Land Use and Housing
Livable Built Environment:
Land Use and Housing
Today, as it was in 1989, New Castle’s land area is comprised mainly of bucolic, low-density residential neighborhoods. Of the Town’s approximately 15,000 acres, 14,488 acres are zoned for single-family residential use, and of these, 91% (13,194 acres) have one- or two-acre minimum lot sizes. The remaining 9% (1,294 acres) of residentially zoned land area has half- and quarter-acre minimum lot sizes. This low density residential development pattern, derived from the Town’s zoning, has helped to maintain scenic vistas, large lots, areas of open space quality, and forested and undisturbed swaths of land that characterize the Town’s neighborhoods. Preservation of the bucolic residential character of the community’s neighborhoods is a priority to New Castle’s residents and has been made a priority in this Plan.

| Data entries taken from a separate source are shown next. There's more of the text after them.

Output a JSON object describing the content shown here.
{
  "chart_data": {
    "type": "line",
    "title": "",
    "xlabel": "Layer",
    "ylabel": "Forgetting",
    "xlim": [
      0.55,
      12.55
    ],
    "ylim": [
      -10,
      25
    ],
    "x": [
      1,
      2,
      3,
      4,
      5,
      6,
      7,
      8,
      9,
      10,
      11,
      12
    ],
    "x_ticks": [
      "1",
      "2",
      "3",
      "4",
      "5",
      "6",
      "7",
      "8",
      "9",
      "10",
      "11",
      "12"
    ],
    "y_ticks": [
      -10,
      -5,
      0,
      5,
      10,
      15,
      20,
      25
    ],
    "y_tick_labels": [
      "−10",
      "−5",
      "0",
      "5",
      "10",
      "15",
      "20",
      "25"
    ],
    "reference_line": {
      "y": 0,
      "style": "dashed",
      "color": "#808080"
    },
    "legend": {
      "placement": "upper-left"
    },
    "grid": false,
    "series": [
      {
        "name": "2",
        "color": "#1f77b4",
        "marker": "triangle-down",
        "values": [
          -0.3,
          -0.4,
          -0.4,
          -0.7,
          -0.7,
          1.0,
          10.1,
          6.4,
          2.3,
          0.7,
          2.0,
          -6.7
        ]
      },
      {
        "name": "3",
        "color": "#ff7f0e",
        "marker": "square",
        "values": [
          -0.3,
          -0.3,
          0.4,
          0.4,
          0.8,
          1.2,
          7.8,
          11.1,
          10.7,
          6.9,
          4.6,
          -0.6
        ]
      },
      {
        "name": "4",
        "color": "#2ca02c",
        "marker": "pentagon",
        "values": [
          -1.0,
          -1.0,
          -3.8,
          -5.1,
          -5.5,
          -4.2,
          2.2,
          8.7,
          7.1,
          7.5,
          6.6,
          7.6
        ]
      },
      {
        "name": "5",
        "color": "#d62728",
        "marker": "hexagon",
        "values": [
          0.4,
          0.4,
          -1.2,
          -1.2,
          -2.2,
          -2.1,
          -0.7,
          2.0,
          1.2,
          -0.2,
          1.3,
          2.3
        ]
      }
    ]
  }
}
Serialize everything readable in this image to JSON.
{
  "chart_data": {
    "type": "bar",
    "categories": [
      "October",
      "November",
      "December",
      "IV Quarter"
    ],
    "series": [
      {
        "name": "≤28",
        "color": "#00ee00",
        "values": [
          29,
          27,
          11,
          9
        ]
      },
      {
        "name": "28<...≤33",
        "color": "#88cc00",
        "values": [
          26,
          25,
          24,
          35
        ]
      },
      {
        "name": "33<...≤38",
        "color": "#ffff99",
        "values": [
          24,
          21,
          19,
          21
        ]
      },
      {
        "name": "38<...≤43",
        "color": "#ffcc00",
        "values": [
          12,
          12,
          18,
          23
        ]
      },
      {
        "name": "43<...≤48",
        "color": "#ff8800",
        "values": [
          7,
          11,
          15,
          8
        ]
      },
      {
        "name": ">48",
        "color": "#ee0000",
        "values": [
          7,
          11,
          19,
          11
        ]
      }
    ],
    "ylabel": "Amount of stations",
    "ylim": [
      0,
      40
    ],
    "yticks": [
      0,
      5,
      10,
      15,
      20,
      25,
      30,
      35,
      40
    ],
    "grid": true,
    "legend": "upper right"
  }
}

New Castle’s housing stock is predominantly single-family. Of the 6,037 housing units in New Castle, approximately 5,530 (92%) are single-family. Over the past few decades, following zoning changes made to the Town Code in the 1970s and recommendations made in the TDP, a number of multi-family housing units were developed around the Town. Today, there are approximately 655 townhouse units in the Town of New Castle as well as 135 permitted accessory apartments, although this number may actually be higher as not all accessory apartments in use have been permitted. As this plan is being finalized building permits are in place to construct more than 92 (some of them affordable and work-force) multi-family housing units in the community’s hamlet areas and at Chappaqua Crossing within the next five years. If constructed as planned, these units will help diversify the Town’s housing stock, while maintaining the pattern of low density development outside the hamlets.